我们用液氮高温超导量子干涉仪（high Tc-SQUID）测量了心脏的电流密度、电流密度以及电流的传导速度，并在磁屏蔽室中用32通道高Tc-SQUID测量了心脏的磁场。根据等场强图，计算心房或心室去极化相偶极电流的三维位置。根据磁场梯度在32个导联点获得矢量电流，并绘制电流密度图，心房除极时的传导速度约为0.67 m/sec。在心室除极初期，偶极电流的传导速度约为0.85米/秒。在心室除极过程中获得的电流分布图中，左、右心室电动势可以分别显示出来，与心电图不同，心磁图可以在毫米单位上精确定位电流的起源，并且利用这种高Tc SQUID系统可以无创地推导出偶极子的传导速度。以前，检测来自心脏的磁场需要使用液氦的昂贵SQUID系统。然而，该系统的特点是其相对较高的成本效益和良好的空间分辨率。此外，很少有研究已经完成的地图，显示心脏电流密度，这可能提供重要的信息电动势。因此，该系统可以在临床上应用，因为它有助于检测详细的心脏电流。

项目成果

"Detection of abnormal cardiac findings using magnetocardiogram (MCG) : Can electromotive forces, which can not be detected by electrocardiogram, recored by MCG?"Journal of Japan Biomagnetism and Bioelectromagnetis Society. 13(1). 28-29 (2000)

“利用心磁图（MCG）检测心脏异常情况：心电图无法检测到的电动势能否用MCG记录？”日本生物磁学和生物电磁学会杂志。

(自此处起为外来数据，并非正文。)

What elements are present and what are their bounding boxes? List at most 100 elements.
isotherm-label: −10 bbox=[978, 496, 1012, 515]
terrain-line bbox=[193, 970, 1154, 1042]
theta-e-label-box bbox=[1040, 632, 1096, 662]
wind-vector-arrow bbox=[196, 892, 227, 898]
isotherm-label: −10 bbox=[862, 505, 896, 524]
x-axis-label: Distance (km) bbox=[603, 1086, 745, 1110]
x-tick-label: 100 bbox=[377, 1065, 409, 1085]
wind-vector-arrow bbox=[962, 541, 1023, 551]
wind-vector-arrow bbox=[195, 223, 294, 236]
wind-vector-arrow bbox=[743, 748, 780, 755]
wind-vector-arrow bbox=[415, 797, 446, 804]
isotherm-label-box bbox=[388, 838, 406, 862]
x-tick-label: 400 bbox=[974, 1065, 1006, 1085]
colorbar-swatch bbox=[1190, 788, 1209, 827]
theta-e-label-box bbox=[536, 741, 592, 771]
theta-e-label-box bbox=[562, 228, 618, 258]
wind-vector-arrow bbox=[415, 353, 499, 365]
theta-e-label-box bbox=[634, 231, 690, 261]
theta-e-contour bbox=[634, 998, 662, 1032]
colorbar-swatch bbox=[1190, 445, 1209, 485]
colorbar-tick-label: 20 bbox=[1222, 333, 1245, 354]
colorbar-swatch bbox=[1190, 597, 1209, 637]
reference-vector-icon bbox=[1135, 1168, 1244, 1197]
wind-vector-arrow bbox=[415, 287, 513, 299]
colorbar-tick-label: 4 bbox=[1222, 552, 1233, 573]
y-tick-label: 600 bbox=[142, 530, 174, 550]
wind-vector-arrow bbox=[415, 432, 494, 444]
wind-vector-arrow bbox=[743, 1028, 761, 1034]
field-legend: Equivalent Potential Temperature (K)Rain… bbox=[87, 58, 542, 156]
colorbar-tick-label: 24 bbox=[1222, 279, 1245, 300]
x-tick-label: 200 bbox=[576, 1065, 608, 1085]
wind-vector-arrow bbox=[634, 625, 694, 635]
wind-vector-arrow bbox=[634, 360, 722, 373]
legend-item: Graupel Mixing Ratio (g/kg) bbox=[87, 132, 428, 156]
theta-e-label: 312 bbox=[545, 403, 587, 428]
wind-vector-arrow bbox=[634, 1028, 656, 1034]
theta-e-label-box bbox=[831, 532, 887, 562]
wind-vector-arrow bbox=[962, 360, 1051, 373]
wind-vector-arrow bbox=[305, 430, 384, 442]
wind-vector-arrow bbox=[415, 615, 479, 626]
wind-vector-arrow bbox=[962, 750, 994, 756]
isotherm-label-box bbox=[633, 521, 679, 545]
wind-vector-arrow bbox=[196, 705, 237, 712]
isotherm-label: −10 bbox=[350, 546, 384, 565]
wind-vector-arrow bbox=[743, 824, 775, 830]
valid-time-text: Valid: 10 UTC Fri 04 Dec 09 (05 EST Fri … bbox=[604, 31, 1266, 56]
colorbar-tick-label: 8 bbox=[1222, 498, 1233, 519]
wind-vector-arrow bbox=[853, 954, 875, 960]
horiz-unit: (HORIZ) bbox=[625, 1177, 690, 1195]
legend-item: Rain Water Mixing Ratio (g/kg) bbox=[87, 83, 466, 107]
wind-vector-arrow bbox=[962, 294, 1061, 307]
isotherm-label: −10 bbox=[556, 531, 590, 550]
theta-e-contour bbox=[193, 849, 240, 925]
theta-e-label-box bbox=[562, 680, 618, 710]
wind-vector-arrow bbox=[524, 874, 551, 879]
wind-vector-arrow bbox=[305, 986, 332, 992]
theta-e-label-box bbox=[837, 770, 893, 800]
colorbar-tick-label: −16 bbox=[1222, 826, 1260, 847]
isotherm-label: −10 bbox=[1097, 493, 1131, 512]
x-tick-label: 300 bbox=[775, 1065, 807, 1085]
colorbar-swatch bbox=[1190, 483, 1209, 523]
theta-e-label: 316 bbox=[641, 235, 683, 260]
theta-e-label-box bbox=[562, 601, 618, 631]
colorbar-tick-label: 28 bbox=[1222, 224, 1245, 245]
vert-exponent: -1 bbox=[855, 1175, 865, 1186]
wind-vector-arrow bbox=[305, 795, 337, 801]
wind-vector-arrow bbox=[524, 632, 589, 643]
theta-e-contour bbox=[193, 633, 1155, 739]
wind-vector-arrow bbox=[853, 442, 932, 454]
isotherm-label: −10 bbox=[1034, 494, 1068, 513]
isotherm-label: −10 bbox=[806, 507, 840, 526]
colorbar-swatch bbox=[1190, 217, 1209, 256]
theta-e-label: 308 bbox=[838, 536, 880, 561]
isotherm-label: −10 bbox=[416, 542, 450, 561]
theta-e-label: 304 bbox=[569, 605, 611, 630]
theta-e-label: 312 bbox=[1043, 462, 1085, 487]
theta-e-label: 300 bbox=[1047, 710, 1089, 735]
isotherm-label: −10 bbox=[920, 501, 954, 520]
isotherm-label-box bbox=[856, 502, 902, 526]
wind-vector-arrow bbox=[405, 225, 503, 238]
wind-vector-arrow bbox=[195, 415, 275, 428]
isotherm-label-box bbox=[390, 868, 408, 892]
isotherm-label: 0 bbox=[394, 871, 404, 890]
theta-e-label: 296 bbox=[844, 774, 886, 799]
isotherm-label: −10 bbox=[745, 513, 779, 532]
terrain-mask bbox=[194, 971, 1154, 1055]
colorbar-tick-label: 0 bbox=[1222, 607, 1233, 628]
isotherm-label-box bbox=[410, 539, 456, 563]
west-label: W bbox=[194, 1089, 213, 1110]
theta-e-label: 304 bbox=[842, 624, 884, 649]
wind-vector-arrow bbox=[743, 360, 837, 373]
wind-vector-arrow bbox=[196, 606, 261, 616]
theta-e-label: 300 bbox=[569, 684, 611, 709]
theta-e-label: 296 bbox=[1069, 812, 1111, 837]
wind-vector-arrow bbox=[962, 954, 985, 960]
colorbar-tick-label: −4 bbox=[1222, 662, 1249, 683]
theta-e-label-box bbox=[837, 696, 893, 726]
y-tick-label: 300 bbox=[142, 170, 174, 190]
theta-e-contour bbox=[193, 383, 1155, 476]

野村昌弘: "Visualization of cardiac electrical current using 32-channel high temperature superconducting quantum interference device"Japanese Circulation Journal. 65巻(suppl 1)(印刷中). (2001)

Masahiro Nomura：“使用 32 通道高温超导量子干涉装置可视化心脏电流”，日本循环杂志第 65 卷（增刊 1）（出版中）。

野村昌弘: "心磁図法を用いた心臓異常所見の検出:心電図法で捉えられない心起電力を検出できるか?"日本生体磁気会誌. 13巻1号. 28-29 (2000)

Masahiro Nomura：“使用心磁图检测心脏异常：是否可以检测心电图无法检测到的心脏电动势？”日本生物磁学会杂志第 13 卷，第 1. 28-29 期（2000 年）。

Masahiro Nomura: "Detection of electrical conduction velocity using 32-channel high temperature superconductin uantum interference device"Circulation Journal. 66巻(suppl 1). 287 (2002)

Masahiro Nomura：“使用32通道高温超导量子干涉装置检测电传导速度”循环杂志第66卷（增刊1）（2002年）。

Nomura, et al.: "Visualization of cardiac electrical current using 32-channel high temperature superconducting quantum interference device"Japanese Circulation Journal. 65(Supp I). (2001)

野村等人：“使用32通道高温超导量子干涉装置实现心脏电流的可视化”日本循环杂志。